By eliminating the cost-containment measures that have helped slow healthcare inflation in recent years, the Republican Repeal Plan would mean higher premiums eating into workers’ wages and higher budget deficits for the nation.
The Republican Repeal Plan would deliver a massive tax cut to the wealthy at the expense of workers and small businesses, who would lose access to valuable tax credits that help make coverage more affordable. All told, the Republican Repeal Plan would cause nearly 30 million people to lose their health coverage by 2019, and it would leave states, cities, and counties with a huge new bill for uncompensated care.
Of course, the Republican assault on Obamacare also threatens to eliminate basic protections against insurance company abuses, reopen the Medicare donut hole, and shorten the life of the Medicare trust fund. Each and every one of those points should be highlighted in the days ahead.

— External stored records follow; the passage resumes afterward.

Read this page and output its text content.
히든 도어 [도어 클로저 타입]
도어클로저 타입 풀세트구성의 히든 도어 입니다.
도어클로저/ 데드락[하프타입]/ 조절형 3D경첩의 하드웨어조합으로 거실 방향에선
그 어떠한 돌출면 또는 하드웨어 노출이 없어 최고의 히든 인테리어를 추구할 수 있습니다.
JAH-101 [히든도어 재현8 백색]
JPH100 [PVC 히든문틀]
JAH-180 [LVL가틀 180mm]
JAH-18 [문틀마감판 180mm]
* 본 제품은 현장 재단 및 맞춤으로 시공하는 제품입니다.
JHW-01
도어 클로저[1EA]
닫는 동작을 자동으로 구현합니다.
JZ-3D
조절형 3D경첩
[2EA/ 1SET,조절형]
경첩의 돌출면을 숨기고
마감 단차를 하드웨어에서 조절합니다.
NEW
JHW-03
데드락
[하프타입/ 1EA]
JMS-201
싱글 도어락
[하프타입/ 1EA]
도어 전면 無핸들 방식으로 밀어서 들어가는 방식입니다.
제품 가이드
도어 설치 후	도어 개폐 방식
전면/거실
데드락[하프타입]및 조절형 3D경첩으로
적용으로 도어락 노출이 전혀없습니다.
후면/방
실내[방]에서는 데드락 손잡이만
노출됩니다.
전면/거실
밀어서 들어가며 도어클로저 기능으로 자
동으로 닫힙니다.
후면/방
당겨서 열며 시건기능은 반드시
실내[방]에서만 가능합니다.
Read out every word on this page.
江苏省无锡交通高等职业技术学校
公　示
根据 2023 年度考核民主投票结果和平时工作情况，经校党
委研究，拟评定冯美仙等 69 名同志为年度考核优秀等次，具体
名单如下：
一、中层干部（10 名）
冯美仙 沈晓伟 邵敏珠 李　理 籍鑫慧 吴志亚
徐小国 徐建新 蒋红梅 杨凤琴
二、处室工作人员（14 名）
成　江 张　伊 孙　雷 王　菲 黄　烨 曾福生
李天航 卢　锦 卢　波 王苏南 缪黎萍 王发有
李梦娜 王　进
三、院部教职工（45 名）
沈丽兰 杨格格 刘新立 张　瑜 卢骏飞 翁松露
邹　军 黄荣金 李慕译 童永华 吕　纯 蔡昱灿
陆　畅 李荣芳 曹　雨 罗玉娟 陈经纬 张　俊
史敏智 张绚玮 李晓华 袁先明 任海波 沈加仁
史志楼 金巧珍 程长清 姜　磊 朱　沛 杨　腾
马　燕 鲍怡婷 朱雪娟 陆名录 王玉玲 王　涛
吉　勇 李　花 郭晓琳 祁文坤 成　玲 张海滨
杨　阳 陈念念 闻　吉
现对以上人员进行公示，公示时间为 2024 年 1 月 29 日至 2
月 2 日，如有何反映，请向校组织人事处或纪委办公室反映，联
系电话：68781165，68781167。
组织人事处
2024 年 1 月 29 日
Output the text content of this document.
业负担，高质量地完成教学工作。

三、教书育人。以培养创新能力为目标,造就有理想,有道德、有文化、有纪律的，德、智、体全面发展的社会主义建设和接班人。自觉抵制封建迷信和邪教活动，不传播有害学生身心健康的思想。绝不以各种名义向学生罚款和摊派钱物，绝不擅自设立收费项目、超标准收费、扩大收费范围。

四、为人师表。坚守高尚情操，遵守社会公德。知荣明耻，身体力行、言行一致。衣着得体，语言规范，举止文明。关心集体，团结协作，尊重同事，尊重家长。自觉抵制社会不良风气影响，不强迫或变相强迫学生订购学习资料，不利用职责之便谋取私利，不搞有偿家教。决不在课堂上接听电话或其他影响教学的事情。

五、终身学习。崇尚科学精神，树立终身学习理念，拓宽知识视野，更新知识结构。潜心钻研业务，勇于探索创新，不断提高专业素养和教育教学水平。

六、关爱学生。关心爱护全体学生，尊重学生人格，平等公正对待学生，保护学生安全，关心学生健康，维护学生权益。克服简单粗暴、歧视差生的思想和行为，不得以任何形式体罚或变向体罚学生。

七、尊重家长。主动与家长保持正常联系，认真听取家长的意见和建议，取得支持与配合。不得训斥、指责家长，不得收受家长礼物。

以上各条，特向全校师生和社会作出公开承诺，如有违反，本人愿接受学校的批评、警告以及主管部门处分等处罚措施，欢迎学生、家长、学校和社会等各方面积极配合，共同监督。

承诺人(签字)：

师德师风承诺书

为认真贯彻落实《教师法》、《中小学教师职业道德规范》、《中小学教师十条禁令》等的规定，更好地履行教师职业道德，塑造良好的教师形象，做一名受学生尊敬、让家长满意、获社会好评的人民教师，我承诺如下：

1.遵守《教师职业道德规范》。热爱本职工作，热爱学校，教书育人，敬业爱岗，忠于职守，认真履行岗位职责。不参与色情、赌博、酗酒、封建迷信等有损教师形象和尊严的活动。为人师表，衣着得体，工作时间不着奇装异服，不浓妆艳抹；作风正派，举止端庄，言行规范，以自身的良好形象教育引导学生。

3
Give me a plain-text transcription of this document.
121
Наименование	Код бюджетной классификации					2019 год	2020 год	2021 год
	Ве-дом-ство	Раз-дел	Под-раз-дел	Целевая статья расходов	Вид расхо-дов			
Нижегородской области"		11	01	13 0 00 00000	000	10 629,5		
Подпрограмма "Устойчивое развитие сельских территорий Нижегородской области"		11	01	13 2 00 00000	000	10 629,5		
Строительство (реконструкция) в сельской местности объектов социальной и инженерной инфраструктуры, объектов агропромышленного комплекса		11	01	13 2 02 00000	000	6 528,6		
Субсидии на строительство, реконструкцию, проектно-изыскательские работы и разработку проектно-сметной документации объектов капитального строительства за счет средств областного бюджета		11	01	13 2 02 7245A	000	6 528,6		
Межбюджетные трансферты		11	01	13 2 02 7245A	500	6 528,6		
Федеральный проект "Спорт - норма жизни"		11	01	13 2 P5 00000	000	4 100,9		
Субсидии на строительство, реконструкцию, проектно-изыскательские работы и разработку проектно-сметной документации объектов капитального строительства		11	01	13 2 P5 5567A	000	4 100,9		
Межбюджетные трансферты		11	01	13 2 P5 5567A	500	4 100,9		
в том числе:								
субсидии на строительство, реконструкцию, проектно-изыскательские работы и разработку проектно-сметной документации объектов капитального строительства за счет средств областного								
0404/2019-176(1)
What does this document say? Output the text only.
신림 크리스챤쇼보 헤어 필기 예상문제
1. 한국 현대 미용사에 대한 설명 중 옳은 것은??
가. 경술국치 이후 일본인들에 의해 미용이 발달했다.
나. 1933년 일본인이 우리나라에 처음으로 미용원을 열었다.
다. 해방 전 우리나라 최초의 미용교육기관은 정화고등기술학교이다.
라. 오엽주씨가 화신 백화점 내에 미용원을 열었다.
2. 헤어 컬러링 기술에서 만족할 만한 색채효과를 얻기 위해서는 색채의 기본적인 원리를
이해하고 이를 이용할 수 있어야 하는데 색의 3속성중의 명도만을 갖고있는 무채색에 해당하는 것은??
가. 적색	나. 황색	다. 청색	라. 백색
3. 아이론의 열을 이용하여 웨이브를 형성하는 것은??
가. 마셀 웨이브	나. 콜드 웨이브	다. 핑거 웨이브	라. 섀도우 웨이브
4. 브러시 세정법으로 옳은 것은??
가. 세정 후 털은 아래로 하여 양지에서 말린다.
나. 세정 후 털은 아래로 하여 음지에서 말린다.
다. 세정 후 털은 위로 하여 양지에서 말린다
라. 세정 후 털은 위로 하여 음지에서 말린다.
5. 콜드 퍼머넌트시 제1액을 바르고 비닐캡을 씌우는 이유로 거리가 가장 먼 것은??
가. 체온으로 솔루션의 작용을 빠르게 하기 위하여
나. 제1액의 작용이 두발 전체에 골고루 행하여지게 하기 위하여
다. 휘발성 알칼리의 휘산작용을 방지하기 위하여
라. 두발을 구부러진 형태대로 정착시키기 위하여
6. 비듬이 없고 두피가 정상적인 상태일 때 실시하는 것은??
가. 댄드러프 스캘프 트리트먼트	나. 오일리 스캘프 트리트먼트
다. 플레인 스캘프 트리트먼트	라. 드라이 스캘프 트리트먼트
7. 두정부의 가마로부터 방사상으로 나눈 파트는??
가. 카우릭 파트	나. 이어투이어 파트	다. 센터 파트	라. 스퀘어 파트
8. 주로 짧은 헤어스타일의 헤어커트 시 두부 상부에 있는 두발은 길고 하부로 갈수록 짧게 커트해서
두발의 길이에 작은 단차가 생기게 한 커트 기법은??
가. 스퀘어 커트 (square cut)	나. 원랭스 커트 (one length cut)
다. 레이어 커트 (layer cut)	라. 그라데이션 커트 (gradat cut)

But for far too long, Democrats have shied away from aggressively engaging the core economic argument over Obamacare, letting the GOP's "job killing," "wage reducing," and "deficit busting" myths gain far too much currency.
That must end now.
With one voice, Democrats need to make the economic case—both for Obamacare and the overall Obama legacy—and it shouldn't be hard:
Efforts to revise this economic history are sure to come in the Trump era, which makes it all the more important for Democrats to tell the true story of America’s economic comeback under President Obama and warn against the reckless repeal efforts that would derail that comeback.